Mae went off salary. No money was coming in; nor was there insurance. Mae’s jaw, dislocated in the accident, was wired for twelve weeks. She was confined to her home in Westwood with her family. “We counted our blessings,” she said. “One day a knock came at the door. It was a florist with a box . . . about four feet long and two feet wide. I opened it, and layer upon layer of beautiful cut spring flowers were inside. And a little card: ‘To Mae Clarke, because I admire you. Joan Crawford.’ ”
• • •
The Roosevelt administration was taking major steps to turn the country around. The banking system was overhauled under the Glass-Steagall Act. Banks could operate state to state; depositors were insured by the Federal Deposit Insurance Corporation.
Congress passed the National Industrial Recovery Act, in which Roosevelt set up a series of codes of fair practice for more than five hundred industries, as well as a maximum-hour workday and a minimum wage. Employers were allowed to regulate their own industries, but as a result many of the codes reflected antitrust practices.
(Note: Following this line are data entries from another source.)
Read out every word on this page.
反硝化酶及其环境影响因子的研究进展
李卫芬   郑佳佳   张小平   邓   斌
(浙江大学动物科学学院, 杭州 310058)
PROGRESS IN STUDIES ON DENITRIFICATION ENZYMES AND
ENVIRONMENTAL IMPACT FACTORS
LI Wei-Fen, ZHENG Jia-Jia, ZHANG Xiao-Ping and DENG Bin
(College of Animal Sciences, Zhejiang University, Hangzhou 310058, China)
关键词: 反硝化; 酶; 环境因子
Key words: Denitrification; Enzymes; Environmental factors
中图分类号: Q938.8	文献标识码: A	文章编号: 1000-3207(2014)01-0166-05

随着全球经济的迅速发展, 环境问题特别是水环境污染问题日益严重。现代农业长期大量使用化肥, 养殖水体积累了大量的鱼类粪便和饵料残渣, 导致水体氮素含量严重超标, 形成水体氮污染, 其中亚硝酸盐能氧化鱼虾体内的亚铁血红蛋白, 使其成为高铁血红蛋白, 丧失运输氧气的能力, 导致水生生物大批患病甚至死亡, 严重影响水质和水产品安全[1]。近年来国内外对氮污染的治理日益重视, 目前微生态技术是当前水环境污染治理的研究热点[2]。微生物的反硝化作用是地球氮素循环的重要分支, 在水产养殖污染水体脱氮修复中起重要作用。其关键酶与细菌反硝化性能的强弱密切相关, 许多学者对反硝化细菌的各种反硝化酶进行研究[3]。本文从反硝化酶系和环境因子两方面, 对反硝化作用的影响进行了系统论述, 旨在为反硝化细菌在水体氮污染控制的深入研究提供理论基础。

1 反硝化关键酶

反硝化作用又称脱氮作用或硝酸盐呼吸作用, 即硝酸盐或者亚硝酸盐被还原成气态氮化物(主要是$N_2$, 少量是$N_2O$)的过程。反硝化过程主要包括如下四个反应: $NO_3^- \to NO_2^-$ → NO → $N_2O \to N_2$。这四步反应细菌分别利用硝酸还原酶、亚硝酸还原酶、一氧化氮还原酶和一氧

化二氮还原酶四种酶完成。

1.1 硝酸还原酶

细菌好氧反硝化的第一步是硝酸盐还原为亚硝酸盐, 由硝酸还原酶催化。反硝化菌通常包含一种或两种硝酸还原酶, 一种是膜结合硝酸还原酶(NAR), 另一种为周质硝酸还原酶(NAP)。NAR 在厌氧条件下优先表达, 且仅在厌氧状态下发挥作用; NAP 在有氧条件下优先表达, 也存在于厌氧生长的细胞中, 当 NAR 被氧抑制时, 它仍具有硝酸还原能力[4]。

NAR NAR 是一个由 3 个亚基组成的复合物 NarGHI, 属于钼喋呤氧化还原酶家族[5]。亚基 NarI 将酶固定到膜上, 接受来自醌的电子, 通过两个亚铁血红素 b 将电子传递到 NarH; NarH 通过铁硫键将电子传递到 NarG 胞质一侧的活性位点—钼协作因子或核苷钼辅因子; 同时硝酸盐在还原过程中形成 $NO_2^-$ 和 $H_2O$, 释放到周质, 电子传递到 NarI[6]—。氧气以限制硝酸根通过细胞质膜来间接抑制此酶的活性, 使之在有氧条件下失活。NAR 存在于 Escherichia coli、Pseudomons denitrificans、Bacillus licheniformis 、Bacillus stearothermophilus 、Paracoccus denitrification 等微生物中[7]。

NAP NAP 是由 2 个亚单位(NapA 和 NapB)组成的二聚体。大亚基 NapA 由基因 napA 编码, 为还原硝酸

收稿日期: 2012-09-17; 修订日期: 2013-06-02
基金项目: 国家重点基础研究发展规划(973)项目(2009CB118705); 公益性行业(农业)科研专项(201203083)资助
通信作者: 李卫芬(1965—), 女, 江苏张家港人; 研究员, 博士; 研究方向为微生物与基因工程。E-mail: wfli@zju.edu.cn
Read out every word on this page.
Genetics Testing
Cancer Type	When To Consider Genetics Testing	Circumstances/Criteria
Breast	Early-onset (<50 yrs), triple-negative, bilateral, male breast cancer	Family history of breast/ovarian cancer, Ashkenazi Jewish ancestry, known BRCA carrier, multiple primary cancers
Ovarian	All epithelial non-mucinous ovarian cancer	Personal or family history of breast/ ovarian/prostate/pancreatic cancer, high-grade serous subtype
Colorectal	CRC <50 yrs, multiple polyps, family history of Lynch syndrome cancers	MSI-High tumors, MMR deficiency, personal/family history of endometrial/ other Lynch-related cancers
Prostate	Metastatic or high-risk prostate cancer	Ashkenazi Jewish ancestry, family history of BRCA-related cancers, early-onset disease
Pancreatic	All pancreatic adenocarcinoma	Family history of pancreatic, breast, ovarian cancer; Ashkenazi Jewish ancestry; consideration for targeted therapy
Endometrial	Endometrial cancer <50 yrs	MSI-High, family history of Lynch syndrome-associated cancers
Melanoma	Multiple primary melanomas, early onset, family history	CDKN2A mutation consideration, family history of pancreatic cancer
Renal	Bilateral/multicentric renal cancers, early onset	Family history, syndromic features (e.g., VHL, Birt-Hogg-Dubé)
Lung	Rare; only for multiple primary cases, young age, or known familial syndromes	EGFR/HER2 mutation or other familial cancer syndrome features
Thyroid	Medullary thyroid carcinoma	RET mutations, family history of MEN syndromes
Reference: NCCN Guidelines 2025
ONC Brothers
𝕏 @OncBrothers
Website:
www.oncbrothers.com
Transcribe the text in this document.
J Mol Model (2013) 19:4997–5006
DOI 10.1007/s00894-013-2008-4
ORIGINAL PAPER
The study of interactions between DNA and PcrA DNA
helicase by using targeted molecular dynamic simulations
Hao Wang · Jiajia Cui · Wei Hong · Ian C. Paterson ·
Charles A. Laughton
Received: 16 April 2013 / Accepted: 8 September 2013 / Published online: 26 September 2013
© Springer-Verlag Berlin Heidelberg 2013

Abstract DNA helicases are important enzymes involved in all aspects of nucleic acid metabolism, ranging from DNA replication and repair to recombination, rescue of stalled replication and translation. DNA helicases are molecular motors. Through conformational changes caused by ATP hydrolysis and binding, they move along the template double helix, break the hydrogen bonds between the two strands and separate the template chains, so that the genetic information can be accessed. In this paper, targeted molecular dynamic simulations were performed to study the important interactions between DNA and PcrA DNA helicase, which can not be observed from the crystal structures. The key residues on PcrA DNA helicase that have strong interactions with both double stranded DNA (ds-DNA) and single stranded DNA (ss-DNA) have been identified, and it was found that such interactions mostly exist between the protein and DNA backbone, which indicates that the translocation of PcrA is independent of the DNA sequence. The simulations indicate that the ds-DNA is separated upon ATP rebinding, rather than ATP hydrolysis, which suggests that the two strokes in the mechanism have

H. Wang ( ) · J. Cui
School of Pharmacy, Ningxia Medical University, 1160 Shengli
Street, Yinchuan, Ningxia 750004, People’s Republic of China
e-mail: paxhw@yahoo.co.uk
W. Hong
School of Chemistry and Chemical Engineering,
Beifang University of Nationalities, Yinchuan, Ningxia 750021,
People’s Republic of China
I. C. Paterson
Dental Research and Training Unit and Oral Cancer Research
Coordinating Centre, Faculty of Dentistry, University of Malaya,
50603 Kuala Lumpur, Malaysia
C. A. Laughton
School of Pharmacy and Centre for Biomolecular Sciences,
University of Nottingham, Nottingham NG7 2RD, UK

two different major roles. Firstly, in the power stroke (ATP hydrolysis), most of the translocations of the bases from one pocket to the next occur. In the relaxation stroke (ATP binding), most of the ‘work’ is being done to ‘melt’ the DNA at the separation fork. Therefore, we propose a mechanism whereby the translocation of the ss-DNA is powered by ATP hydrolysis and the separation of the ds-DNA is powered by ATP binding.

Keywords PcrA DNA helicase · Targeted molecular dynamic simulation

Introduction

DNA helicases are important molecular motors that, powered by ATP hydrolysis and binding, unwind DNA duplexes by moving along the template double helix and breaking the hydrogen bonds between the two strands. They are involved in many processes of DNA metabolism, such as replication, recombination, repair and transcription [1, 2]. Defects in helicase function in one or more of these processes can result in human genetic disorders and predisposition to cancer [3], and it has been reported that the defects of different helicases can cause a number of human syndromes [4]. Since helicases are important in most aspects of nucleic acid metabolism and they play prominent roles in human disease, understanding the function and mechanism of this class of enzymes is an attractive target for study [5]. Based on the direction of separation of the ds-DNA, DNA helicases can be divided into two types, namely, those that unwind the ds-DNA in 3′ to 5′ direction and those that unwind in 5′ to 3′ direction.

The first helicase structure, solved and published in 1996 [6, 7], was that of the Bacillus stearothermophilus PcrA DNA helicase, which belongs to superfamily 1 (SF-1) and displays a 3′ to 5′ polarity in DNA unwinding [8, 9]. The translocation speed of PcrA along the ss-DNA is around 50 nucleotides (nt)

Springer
Lawyers, doctors, newspapermen, and writers all wanted to unionize.
The newly formed Screen Writers Guild was fighting to be included in the writing of the National Recovery Administration’s Motion Picture Code, but producers wanted both the Writers Guild and the Actors Guild kept out of the discussions so they could maintain control of industry practices.
Among the troubling provisions being put forth by the producers as part of the NRA Motion Picture Code were stipulations that no actor, writer, or director could earn more than $100,000 a year and that no agent would be able to practice without being licensed by producers. A blacklisting provision, put forth by Irving Thalberg to keep salaries low, stated that no studio could approach a writer or actor whose contract had expired until the former contract holder had decided to approve the release.